Energy Investing: Understand the Ongoing Nuclear Debate
Energy investors considering investing in nuclear energy should know about the ongoing debate of nuclear power plants. Many people have written many words about the benefits and costs of employing nuclear energy for both civilian and military purposes. Those of a certain age can remember the battle of the “No Nukes” versus “Know Nukes” bumper stickers.
Although there aren’t many picket lines in front of nuclear power plants anymore, the debates of safety versus community benefits and no greenhouse gas emissions versus radioactive waste continue unabated.
The people who are in favor of nuclear energy argue that it’s a sustainable energy source that reduces greenhouse emissions and can increase energy security by reducing dependence on oil from the Middle East. This “Know Nukes” crowd cites the fact that nuclear power plants produce virtually no emission in contrast to coal- or oil-based electricity.
For many countries that must import hydrocarbons — like France, Japan, and China — nuclear power is the only means to achieve energy independence.

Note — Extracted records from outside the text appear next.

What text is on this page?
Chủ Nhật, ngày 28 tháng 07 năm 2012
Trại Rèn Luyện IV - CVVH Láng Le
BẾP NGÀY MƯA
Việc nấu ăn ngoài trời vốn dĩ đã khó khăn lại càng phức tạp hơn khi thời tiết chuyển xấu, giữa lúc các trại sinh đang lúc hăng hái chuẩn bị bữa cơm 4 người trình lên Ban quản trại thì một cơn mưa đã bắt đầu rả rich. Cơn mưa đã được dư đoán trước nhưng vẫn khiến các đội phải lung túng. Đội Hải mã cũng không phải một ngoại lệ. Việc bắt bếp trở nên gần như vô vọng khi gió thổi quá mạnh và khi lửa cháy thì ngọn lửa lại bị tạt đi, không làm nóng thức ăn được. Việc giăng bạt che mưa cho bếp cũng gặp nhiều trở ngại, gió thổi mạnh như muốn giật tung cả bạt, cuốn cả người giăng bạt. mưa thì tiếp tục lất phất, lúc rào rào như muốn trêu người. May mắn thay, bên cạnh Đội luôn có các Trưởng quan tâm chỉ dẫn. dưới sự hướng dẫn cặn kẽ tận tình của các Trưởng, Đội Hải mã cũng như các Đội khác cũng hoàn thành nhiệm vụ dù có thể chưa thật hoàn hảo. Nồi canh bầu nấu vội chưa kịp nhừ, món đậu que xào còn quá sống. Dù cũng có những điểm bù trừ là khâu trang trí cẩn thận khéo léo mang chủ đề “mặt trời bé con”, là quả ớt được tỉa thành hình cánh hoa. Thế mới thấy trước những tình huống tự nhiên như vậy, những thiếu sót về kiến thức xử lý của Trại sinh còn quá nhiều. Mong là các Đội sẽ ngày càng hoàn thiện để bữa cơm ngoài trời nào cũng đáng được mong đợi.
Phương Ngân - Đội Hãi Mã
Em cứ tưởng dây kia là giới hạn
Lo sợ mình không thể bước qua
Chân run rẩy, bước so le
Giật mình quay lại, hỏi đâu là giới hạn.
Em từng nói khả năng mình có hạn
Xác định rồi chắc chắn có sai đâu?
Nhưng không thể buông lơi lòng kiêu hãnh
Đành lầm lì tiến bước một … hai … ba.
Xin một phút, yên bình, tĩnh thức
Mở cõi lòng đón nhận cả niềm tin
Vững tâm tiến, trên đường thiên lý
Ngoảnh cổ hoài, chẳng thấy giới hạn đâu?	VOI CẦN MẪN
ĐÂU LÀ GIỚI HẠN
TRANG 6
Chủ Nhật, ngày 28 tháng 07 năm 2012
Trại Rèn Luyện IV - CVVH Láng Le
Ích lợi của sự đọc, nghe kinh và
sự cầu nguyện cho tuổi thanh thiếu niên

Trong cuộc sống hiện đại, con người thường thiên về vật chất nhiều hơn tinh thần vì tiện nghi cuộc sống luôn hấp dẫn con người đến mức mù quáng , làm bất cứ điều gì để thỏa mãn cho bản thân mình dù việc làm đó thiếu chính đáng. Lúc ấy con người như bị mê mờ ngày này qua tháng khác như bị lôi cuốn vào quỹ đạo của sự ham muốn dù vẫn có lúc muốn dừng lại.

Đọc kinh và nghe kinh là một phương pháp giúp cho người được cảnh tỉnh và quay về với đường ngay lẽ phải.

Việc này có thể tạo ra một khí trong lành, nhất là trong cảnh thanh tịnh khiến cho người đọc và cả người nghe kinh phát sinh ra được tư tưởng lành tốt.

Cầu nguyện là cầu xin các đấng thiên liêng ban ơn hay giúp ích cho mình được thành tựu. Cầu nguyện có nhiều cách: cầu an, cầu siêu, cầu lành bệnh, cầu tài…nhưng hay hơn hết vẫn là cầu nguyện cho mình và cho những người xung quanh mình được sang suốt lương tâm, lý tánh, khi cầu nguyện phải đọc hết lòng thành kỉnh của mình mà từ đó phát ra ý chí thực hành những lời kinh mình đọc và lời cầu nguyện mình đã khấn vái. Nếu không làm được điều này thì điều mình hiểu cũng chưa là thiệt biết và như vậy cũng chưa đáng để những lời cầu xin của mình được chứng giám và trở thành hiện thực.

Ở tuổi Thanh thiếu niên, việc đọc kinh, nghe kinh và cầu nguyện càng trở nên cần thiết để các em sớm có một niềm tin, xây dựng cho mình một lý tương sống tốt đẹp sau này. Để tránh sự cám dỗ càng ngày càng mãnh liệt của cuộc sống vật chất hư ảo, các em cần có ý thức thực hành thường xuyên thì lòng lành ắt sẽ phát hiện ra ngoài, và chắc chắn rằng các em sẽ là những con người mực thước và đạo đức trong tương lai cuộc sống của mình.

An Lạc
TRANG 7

Nuclear proponents go on to argue that the safety record is strong, new technology limits risk, and that the perils of storing waste are small and can be further reduced with the proper engineering.
There have been more than 14,000 cumulative reactor years from nuclear power plant operation. A reactor year is the total number of reactors multiplied by the total years they’ve been in operation. During this time, only three major reactor accidents have occurred, with fewer deaths than associated with other forms of electricity production on a per-unit-of-electricity-produced basis.
The three major reactor accidents that have occurred are as follows:
Three Mile Island was contained without harm after a partial meltdown occurred in 1979. Despite no deaths and no cancer links, it is considered the worst nuclear accident in U.S. history because of the uncertainty it caused and the decision to release 40,000 gallons of radioactive waste water into the Susquehanna River.
In 1986, Chernobyl saw the destruction of the reactor by a steam explosion, which killed more than 35 people and had significant health and environmental consequences, but it was due to poor workmanship and low oversight.
In 2011, the Fukushima Daiichi nuclear disaster was caused by an earthquake-induced tsunami coupled with ancient technology. Still, the three cores that melted down were contained. Despite media reports, no deaths were directly attributable to the nuclear power plant. Two workers drowned in the flooding.
Pro-nuclear groups point out that this accident rate compares favorably to accidents in other forms of energy production. Nuclear has few fatalities per unit of electricity generated than hydro, coal, or natural gas. In recent years, some high-profile environmentalists have switched over to pro-nuke as the lesser of evils due to its greenhouse gas benefits over hydrocarbons.
Opponents of nuclear power argue that it poses abundant threats to people and to the environment. There are obvious health risks related to radiation leaks, in addition to uranium mining, processing, and transport. They also point to the risks of nuclear weapons getting into the wrong hands, sabotage, and dirty-bombs, and the unresolved problem of what to do with the waste products.
They go on to point out that nuclear power plants are heavily engineered and complex machines in which many things can and do go wrong. The fact that China, with its reputation for shoddy workmanship, corruption, and abysmal environmental policies, is the largest builder of new power plants puts the safety of the technology and engineering into doubt.
Furthermore, this “No Nukes” faction claims that when the whole chain of nuclear power is considered, from mining to production to waste disposal, nuclear power isn’t a low-carbon electricity source.
In addition to the safety debate, there is also the concern of hostile nations getting access to radioactive material. The Middle East gets less of its electricity from nuclear power than any other region (1.8 percent). But the UAE, Iran, Turkey, Jordan, and Saudi Arabia are considering nuclear power as they continue to use up their petroleum assets.
An aggressive Iran has been refining uranium, which it claims is for peaceful electricity production, but the West fears it’s for a nuclear weapon. The pursuit of nuclear energy in the Middle East has raised military concerns in Israel, the United States, and elsewhere.
This debate will likely continue forever. But the future of nuclear power is solid. You can’t put the genie back in the bottle. After Fukushima and the development of cheap natural gas, the drive to build new plants has diminished in Germany and Japan, yet remains strong in many other countries.